San Francisco: Savory Daily Grain at Outerlands

The savory daily grain (currently featuring quinoa) at San Francisco’s Outerlands is made with a savory broth of mushrooms, ginger, garlic, scallions and Fresno chiles. “I sauté a mixture of kale, bok choy and chard on the pick up, add the quinoa, then the broth. People usually order it with an egg, or sometimes with bacon, avocado, or all three,” says chef Brooke Mosley.

4001 Judah St.; 415-661-6140

Portland, OR: Green Bowl at Blossoming Lotus

This organic and vegan specialist in Portland dedicates an entire section of its menu to food-allergy-friendly grain bowls. The gluten-free green bowl features a base of super greens and your choice of brown rice or quinoa, topped with steamed kale, cucumber, edamame, avocado and miso-sesame vinaigrette.

1713 NE 15th Ave.; 503-228-0048

Los Angeles: Sorrel Rice Bowl at Sqirl

Aside from being the most popular, the sorrel pesto rice bowl is one of the few dishes that's been on Sqirl's menu since the cafe opened in 2012. The vegetarian and gluten-free dish includes brown rice, nut-free pesto, preserved lemon, fermented hot sauce, black radish, feta and a poached egg. When creating the menu, owner Jessica Koslow sought to incorporate the crops of Koda Farms in Dos Palos, California. “Koda Farms grows an organic heirloom brown rice that cooks like quinoa and has a nutty flavor and wonderful texture. I always want the bran and germ intact,” she explains.

720 N. Virgil Ave.; 213-394-6526

Fort Lauderdale: Roasted Bowl at Green Bar & Kitchen

The roasted grain bowl at this minimalist Fort Lauderdale cafe features quinoa and brown rice with cauliflower, broccoli, sweet potato, zucchini, yellow squash and caramelized onions, topped with housemade garlic aïoli and smoked Santa Fe dressing.

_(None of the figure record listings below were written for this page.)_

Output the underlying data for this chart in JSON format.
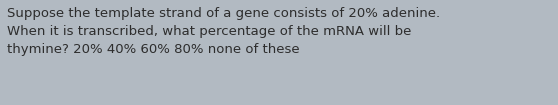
{
  "text_lines": [
    "Suppose the template strand of a gene consists of 20% adenine.",
    "When it is transcribed, what percentage of the mRNA will be",
    "thymine? 20% 40% 60% 80% none of these"
  ],
  "background_color": "#b2bac2",
  "text_color": "#2d2d2d",
  "font_size": 9.5,
  "fig_width": 5.58,
  "fig_height": 1.05,
  "dpi": 100
}
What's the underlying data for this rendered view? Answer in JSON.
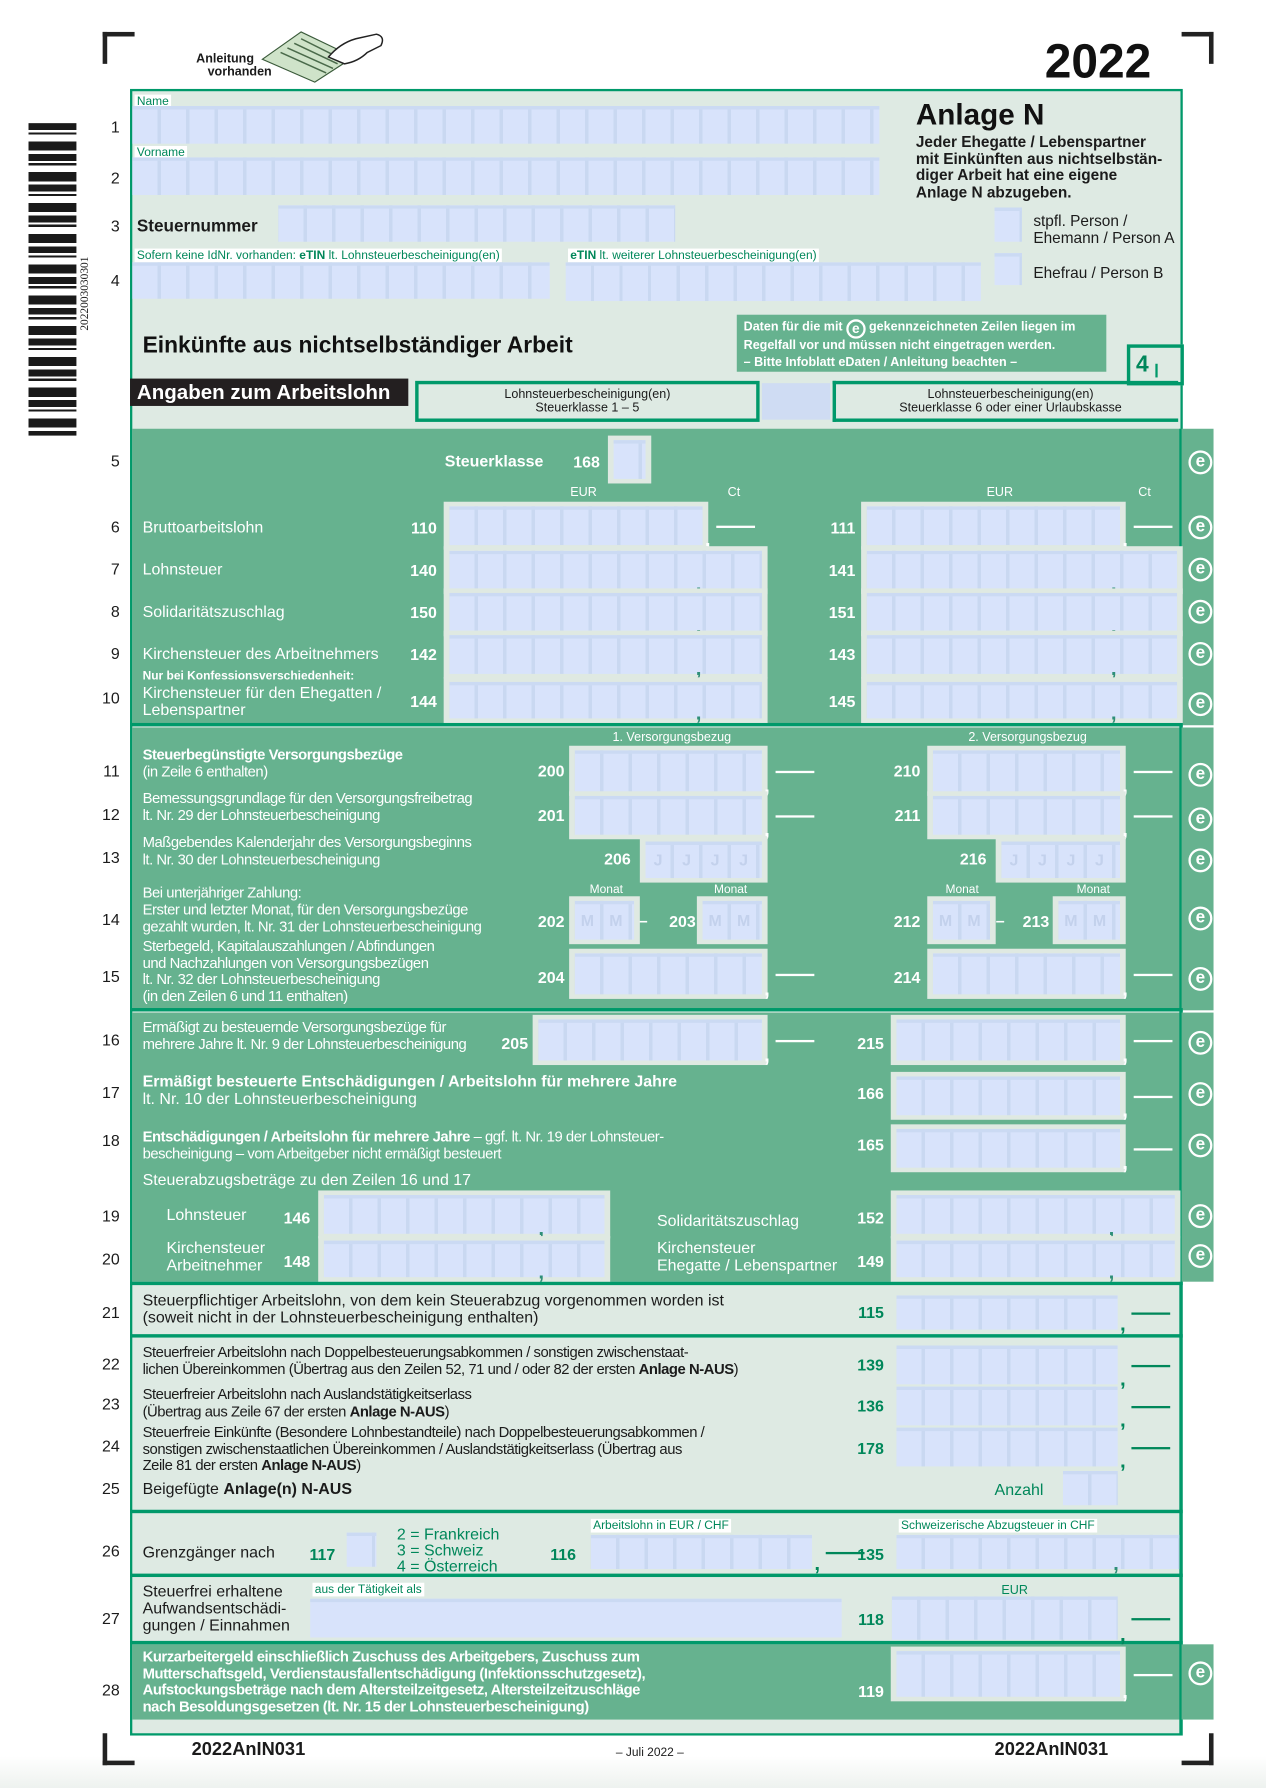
{
  "top": {
    "guide_label_1": "Anleitung",
    "guide_label_2": "vorhanden",
    "year": "2022",
    "vertical_code": "2022003030301"
  },
  "personal": {
    "name_label": "Name",
    "firstname_label": "Vorname",
    "tax_number_label": "Steuernummer",
    "etin_prefix": "Sofern keine IdNr. vorhanden: ",
    "etin_bold": "eTIN",
    "etin_rest": " lt. Lohnsteuerbescheinigung(en)",
    "etin2_bold": "eTIN",
    "etin2_rest": " lt. weiterer Lohnsteuerbescheinigung(en)"
  },
  "title_block": {
    "title": "Anlage N",
    "note": [
      "Jeder Ehegatte / Lebenspartner",
      "mit Einkünften aus nichtselbstän-",
      "diger Arbeit hat eine eigene",
      "Anlage N abzugeben."
    ],
    "person_a": [
      "stpfl. Person /",
      "Ehemann / Person A"
    ],
    "person_b": "Ehefrau / Person B"
  },
  "info_box": {
    "line1_a": "Daten für die mit",
    "line1_b": "gekennzeichneten Zeilen liegen im",
    "line2": "Regelfall vor und müssen nicht eingetragen werden.",
    "line3": "–  Bitte Infoblatt eDaten / Anleitung beachten  –",
    "icon": "e-circle-icon"
  },
  "section_title": "Einkünfte aus nichtselbständiger Arbeit",
  "page_number": "4",
  "wages_header": {
    "title": "Angaben zum Arbeitslohn",
    "col1": [
      "Lohnsteuerbescheinigung(en)",
      "Steuerklasse 1 – 5"
    ],
    "col2": [
      "Lohnsteuerbescheinigung(en)",
      "Steuerklasse 6 oder einer Urlaubskasse"
    ]
  },
  "col_labels": {
    "eur": "EUR",
    "ct": "Ct",
    "vb1": "1. Versorgungsbezug",
    "vb2": "2. Versorgungsbezug",
    "monat": "Monat",
    "year_placeholder": "J",
    "month_placeholder": "M",
    "range_dash": "–"
  },
  "rows": {
    "r5": {
      "num": "5",
      "label": "Steuerklasse",
      "code": "168"
    },
    "r6": {
      "num": "6",
      "label": "Bruttoarbeitslohn",
      "code_a": "110",
      "code_b": "111"
    },
    "r7": {
      "num": "7",
      "label": "Lohnsteuer",
      "code_a": "140",
      "code_b": "141"
    },
    "r8": {
      "num": "8",
      "label": "Solidaritätszuschlag",
      "code_a": "150",
      "code_b": "151"
    },
    "r9": {
      "num": "9",
      "label": "Kirchensteuer des Arbeitnehmers",
      "code_a": "142",
      "code_b": "143"
    },
    "r10": {
      "num": "10",
      "note": "Nur bei Konfessionsverschiedenheit:",
      "label": [
        "Kirchensteuer für den Ehegatten /",
        "Lebenspartner"
      ],
      "code_a": "144",
      "code_b": "145"
    },
    "r11": {
      "num": "11",
      "label": [
        "Steuerbegünstigte Versorgungsbezüge",
        "(in Zeile 6 enthalten)"
      ],
      "code_a": "200",
      "code_b": "210"
    },
    "r12": {
      "num": "12",
      "label": [
        "Bemessungsgrundlage für den Versorgungsfreibetrag",
        "lt. Nr. 29 der Lohnsteuerbescheinigung"
      ],
      "code_a": "201",
      "code_b": "211"
    },
    "r13": {
      "num": "13",
      "label": [
        "Maßgebendes Kalenderjahr des Versorgungsbeginns",
        "lt. Nr. 30 der Lohnsteuerbescheinigung"
      ],
      "code_a": "206",
      "code_b": "216"
    },
    "r14": {
      "num": "14",
      "label": [
        "Bei unterjähriger Zahlung:",
        "Erster und letzter Monat, für den Versorgungsbezüge",
        "gezahlt wurden, lt. Nr. 31 der Lohnsteuerbescheinigung"
      ],
      "code_a": "202",
      "code_a2": "203",
      "code_b": "212",
      "code_b2": "213"
    },
    "r15": {
      "num": "15",
      "label": [
        "Sterbegeld, Kapitalauszahlungen / Abfindungen",
        "und Nachzahlungen von Versorgungsbezügen",
        "lt. Nr. 32 der Lohnsteuerbescheinigung",
        "(in den Zeilen 6 und 11 enthalten)"
      ],
      "code_a": "204",
      "code_b": "214"
    },
    "r16": {
      "num": "16",
      "label": [
        "Ermäßigt zu besteuernde Versorgungsbezüge für",
        "mehrere Jahre lt. Nr. 9 der Lohnsteuerbescheinigung"
      ],
      "code_a": "205",
      "code_b": "215"
    },
    "r17": {
      "num": "17",
      "label": [
        "Ermäßigt besteuerte Entschädigungen / Arbeitslohn für mehrere Jahre",
        "lt. Nr. 10 der Lohnsteuerbescheinigung"
      ],
      "code": "166"
    },
    "r18": {
      "num": "18",
      "label_bold": "Entschädigungen / Arbeitslohn für mehrere Jahre",
      "label_rest": " – ggf. lt. Nr. 19 der Lohnsteuer-",
      "label_2": "bescheinigung – vom Arbeitgeber nicht ermäßigt besteuert",
      "code": "165"
    },
    "subheading_19_20": "Steuerabzugsbeträge zu den Zeilen 16 und 17",
    "r19": {
      "num": "19",
      "label_a": "Lohnsteuer",
      "code_a": "146",
      "label_b": "Solidaritätszuschlag",
      "code_b": "152"
    },
    "r20": {
      "num": "20",
      "label_a": [
        "Kirchensteuer",
        "Arbeitnehmer"
      ],
      "code_a": "148",
      "label_b": [
        "Kirchensteuer",
        "Ehegatte / Lebenspartner"
      ],
      "code_b": "149"
    },
    "r21": {
      "num": "21",
      "label": [
        "Steuerpflichtiger Arbeitslohn, von dem kein Steuerabzug vorgenommen worden ist",
        "(soweit nicht in der Lohnsteuerbescheinigung enthalten)"
      ],
      "code": "115"
    },
    "r22": {
      "num": "22",
      "label_1": "Steuerfreier Arbeitslohn nach Doppelbesteuerungsabkommen / sonstigen zwischenstaat-",
      "label_2": "lichen Übereinkommen (Übertrag aus den Zeilen 52, 71 und / oder 82 der ersten ",
      "label_bold": "Anlage N-AUS",
      "label_end": ")",
      "code": "139"
    },
    "r23": {
      "num": "23",
      "label_1": "Steuerfreier Arbeitslohn nach Auslandstätigkeitserlass",
      "label_2": "(Übertrag aus Zeile 67 der ersten ",
      "label_bold": "Anlage N-AUS",
      "label_end": ")",
      "code": "136"
    },
    "r24": {
      "num": "24",
      "label_1": "Steuerfreie Einkünfte (Besondere Lohnbestandteile) nach Doppelbesteuerungsabkommen /",
      "label_2": "sonstigen zwischenstaatlichen Übereinkommen / Auslandstätigkeitserlass (Übertrag aus",
      "label_3": "Zeile 81 der ersten ",
      "label_bold": "Anlage N-AUS",
      "label_end": ")",
      "code": "178"
    },
    "r25": {
      "num": "25",
      "label": "Beigefügte ",
      "label_bold": "Anlage(n) N-AUS",
      "count_label": "Anzahl"
    },
    "r26": {
      "num": "26",
      "label": "Grenzgänger nach",
      "code_country": "117",
      "options": [
        "2 = Frankreich",
        "3 = Schweiz",
        "4 = Österreich"
      ],
      "code_wage": "116",
      "wage_label": "Arbeitslohn in EUR / CHF",
      "code_tax": "135",
      "tax_label": "Schweizerische Abzugsteuer in CHF"
    },
    "r27": {
      "num": "27",
      "label": [
        "Steuerfrei erhaltene",
        "Aufwandsentschädi-",
        "gungen / Einnahmen"
      ],
      "activity_label": "aus der Tätigkeit als",
      "eur": "EUR",
      "code": "118"
    },
    "r28": {
      "num": "28",
      "label": [
        "Kurzarbeitergeld einschließlich Zuschuss des Arbeitgebers, Zuschuss zum",
        "Mutterschaftsgeld, Verdienstausfallentschädigung (Infektionsschutzgesetz),",
        "Aufstockungsbeträge nach dem Altersteilzeitgesetz, Altersteilzeitzuschläge",
        "nach Besoldungsgesetzen (lt. Nr. 15 der Lohnsteuerbescheinigung)"
      ],
      "code": "119"
    }
  },
  "footer": {
    "code_left": "2022AnIN031",
    "date": "– Juli 2022 –",
    "code_right": "2022AnIN031"
  },
  "e_marker": "e",
  "colors": {
    "form_bg": "#deeae3",
    "section_green": "#66b28f",
    "border_green": "#00996a",
    "field_blue": "#d8e3fb",
    "code_green": "#00875a"
  }
}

1075 SE 17th St.; 954-533-7507

New York City: Farro Bowl at Dimes

“The perfect bowl contains a balance of acid, salty and sweet. I like to pair some raw elements with cooked ones to keep it interesting, and a great sauce that pulls it all together,” says Wagner. Take the farro bowl, which includes broccolini, fennel slaw, sweet potato, pistachio and ginger-turmeric tahini. “I love Middle Eastern and Mediterranean flavors,” she explains.